No, that would presume (with no reason to presume it) that the information was conveyed to him in the OR and not before.
Let's go back to what I said:
For Shaw to have been right, the bullet could not have come out at any point before he left the OR. This statement is completely agnostic as to when Shaw became aware of the thigh wound and the possibility of a bullet therein, at least so long as he knew before he left the OR after the chest procedure. Of course, if you think differently, you could always provide your reasoning, rather than belching out unsupported assertion after unsupported assertion.
That’s because you also presuming (with no reason to presume it) that there was either a bullet in Connally’s leg the entire time or there was never a bullet in Connally’s leg the entire time. It doesn’t consider the possibility that both Shaw’s statement and Gregory’s statement could be correct, but at different times.
What evidence is there that the bullet came out or was removed at any time during Connally's presence in the OR? Nothing.
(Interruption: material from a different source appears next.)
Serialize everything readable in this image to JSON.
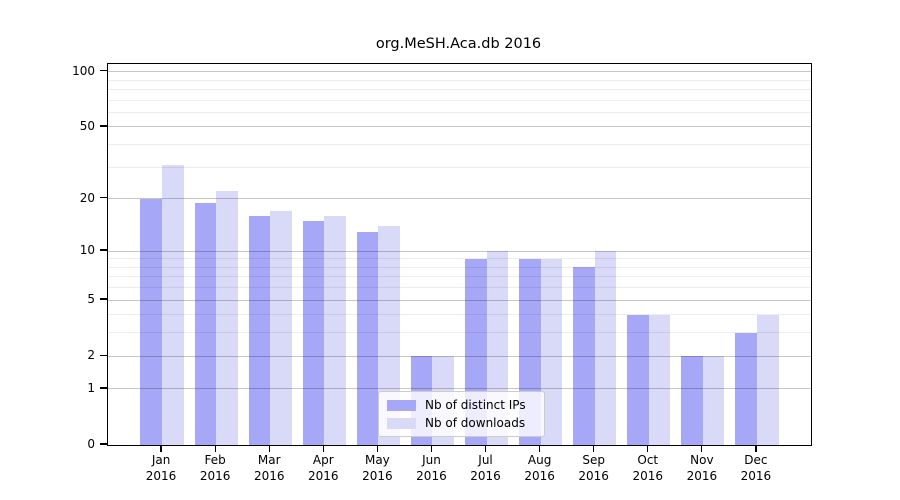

So any scenario you might be dreaming of here requires a whole slew of assumptions to explain what happened, whodunnit, and why we don't know about it. in short, FAIL.
A few things you might want to consider:
Gregory arrived in the OR not long after Shaw. Shires arrived in the OR when "the chest wound had been debrided and was being closed [...] and the arm and leg wounds were being prepared for surgery. There are no gaps between Shaw's, Gregory's and Shires' presences.
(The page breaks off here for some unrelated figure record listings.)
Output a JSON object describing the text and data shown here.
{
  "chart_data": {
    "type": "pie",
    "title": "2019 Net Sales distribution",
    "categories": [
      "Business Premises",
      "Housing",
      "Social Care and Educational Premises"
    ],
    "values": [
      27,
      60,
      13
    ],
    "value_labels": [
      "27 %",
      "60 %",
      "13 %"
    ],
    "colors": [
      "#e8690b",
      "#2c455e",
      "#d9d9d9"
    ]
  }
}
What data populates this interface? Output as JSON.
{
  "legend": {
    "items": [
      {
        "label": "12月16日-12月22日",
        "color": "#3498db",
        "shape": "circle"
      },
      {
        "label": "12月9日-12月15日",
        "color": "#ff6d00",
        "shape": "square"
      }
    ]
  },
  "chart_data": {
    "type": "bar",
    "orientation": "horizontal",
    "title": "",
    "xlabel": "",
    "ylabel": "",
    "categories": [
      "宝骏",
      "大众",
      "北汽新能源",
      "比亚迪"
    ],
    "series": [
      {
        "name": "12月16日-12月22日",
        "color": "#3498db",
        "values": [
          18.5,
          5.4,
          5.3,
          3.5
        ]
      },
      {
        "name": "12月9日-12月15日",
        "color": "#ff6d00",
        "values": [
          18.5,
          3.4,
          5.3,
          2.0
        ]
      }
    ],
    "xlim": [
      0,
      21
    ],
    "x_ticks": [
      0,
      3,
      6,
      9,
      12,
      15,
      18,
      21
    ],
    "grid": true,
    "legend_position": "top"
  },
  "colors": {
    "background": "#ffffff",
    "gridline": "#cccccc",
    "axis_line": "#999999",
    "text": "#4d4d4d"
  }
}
Operating rooms are, by sanitational necessity, austere spaces. It's not hard to spot a foreign object that's fallen onto the table or onto the floor. They are also, by the same necessity, cleaned often and thoroughly. The only place in the OR where you might expect to lose something is in the patient's body. The chances that a bullet would roll around on the floor undetected is close enough to nil to be discounted unless evidence of this comes to light. And that evidence is also nil.
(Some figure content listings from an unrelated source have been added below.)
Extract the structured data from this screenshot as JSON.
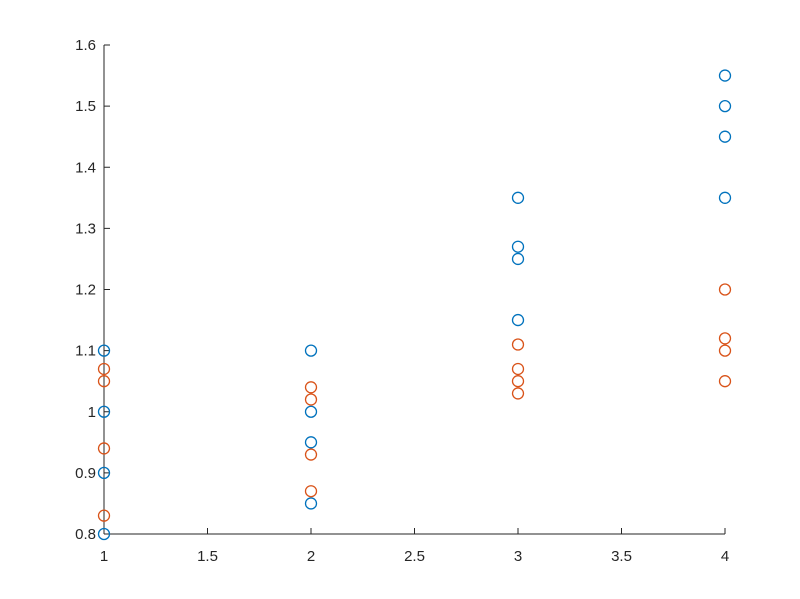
{
  "chart_data": {
    "type": "scatter",
    "title": "",
    "xlabel": "",
    "ylabel": "",
    "xlim": [
      1,
      4
    ],
    "ylim": [
      0.8,
      1.6
    ],
    "grid": false,
    "x_ticks": [
      "1",
      "1.5",
      "2",
      "2.5",
      "3",
      "3.5",
      "4"
    ],
    "y_ticks": [
      "0.8",
      "0.9",
      "1",
      "1.1",
      "1.2",
      "1.3",
      "1.4",
      "1.5",
      "1.6"
    ],
    "series": [
      {
        "color": "#0072BD",
        "marker": "circle",
        "points": [
          {
            "x": 1,
            "y": 0.8
          },
          {
            "x": 1,
            "y": 0.9
          },
          {
            "x": 1,
            "y": 1.0
          },
          {
            "x": 1,
            "y": 1.1
          },
          {
            "x": 2,
            "y": 0.85
          },
          {
            "x": 2,
            "y": 0.95
          },
          {
            "x": 2,
            "y": 1.0
          },
          {
            "x": 2,
            "y": 1.1
          },
          {
            "x": 3,
            "y": 1.15
          },
          {
            "x": 3,
            "y": 1.25
          },
          {
            "x": 3,
            "y": 1.27
          },
          {
            "x": 3,
            "y": 1.35
          },
          {
            "x": 4,
            "y": 1.35
          },
          {
            "x": 4,
            "y": 1.45
          },
          {
            "x": 4,
            "y": 1.5
          },
          {
            "x": 4,
            "y": 1.55
          }
        ]
      },
      {
        "color": "#D95319",
        "marker": "circle",
        "points": [
          {
            "x": 1,
            "y": 0.83
          },
          {
            "x": 1,
            "y": 0.94
          },
          {
            "x": 1,
            "y": 1.05
          },
          {
            "x": 1,
            "y": 1.07
          },
          {
            "x": 2,
            "y": 0.87
          },
          {
            "x": 2,
            "y": 0.93
          },
          {
            "x": 2,
            "y": 1.02
          },
          {
            "x": 2,
            "y": 1.04
          },
          {
            "x": 3,
            "y": 1.03
          },
          {
            "x": 3,
            "y": 1.05
          },
          {
            "x": 3,
            "y": 1.07
          },
          {
            "x": 3,
            "y": 1.11
          },
          {
            "x": 4,
            "y": 1.05
          },
          {
            "x": 4,
            "y": 1.1
          },
          {
            "x": 4,
            "y": 1.12
          },
          {
            "x": 4,
            "y": 1.2
          }
        ]
      }
    ]
  }
}
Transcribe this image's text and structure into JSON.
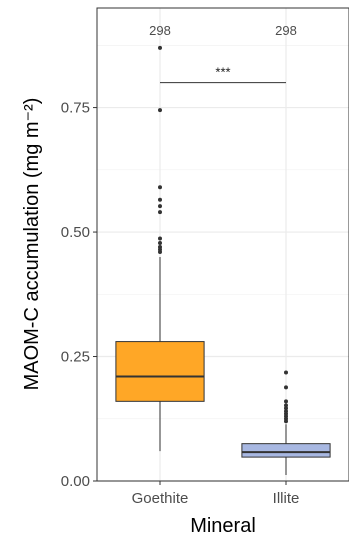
{
  "chart_data": {
    "type": "box",
    "xlabel": "Mineral",
    "ylabel": "MAOM-C accumulation (mg m⁻²)",
    "ylim": [
      0,
      0.95
    ],
    "grid": true,
    "yticks": [
      {
        "value": 0.0,
        "label": "0.00"
      },
      {
        "value": 0.25,
        "label": "0.25"
      },
      {
        "value": 0.5,
        "label": "0.50"
      },
      {
        "value": 0.75,
        "label": "0.75"
      }
    ],
    "categories": [
      "Goethite",
      "Illite"
    ],
    "boxes": [
      {
        "category": "Goethite",
        "n_label": "298",
        "q1": 0.16,
        "median": 0.21,
        "q3": 0.28,
        "whisker_low": 0.06,
        "whisker_high": 0.45,
        "fill": "#FFA726",
        "outliers": [
          0.87,
          0.745,
          0.59,
          0.565,
          0.552,
          0.54,
          0.487,
          0.478,
          0.47,
          0.465,
          0.46
        ]
      },
      {
        "category": "Illite",
        "n_label": "298",
        "q1": 0.048,
        "median": 0.058,
        "q3": 0.075,
        "whisker_low": 0.012,
        "whisker_high": 0.114,
        "fill": "#A8B8E2",
        "outliers": [
          0.218,
          0.188,
          0.16,
          0.152,
          0.146,
          0.14,
          0.135,
          0.13,
          0.125,
          0.12
        ]
      }
    ],
    "significance": {
      "from": "Goethite",
      "to": "Illite",
      "y": 0.8,
      "label": "***"
    }
  }
}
In his book Unnatural Death, Michael Baden says that, once they're all the way in, bullets do not fall out. As the bullet penetrates through the soft tissues, the tissue stretches before failing. The result is that the permanent wound cavity is slightly smaller than the object that made it. So when everything comes to rest, the wound track closes behind the projectile, holding the object inside. I've read that there are cases where a bullet that lodged near the surface was worked outwards by the cumulative effects of body movement to a point where it can penetrate the skin and be removed by hand. However, this takes months or years after the initial injury, so that doesn't apply here. The idea that Connally's thigh wound went from hole with a bullet hidden inside to Free Willy without human intervention is also vanishingly small.
MT: I'm only making one assumption, and it's used only as an explanation to reconcile Shaw's statement with the other evidence. Whatever extra assumptions you assume I'm assuming are your own assumptions, not mine
No, they are yours. You’re making a whole bunch of assumptions about what must be true if Shaw’s statement was ever correct. Assumptions specifically designed to promote your version of events.
If you want to assert that Connally still had a bullet in him when he entered the OR, but became mysteriously bullet-free when Gregory took over, then you need to explain how that happened, when it happened, who made it happen, and (hopefully, though not necessarily required) why it happened. If you lack evidence to answer any of these questions, then assumptions must be substituted instead of evidence. And there isn't any evidence that it went down this way. You're left with assumption stacked upon assumption all the way down, like turtles. I'm just reminding you of this. And you don't like it one bit.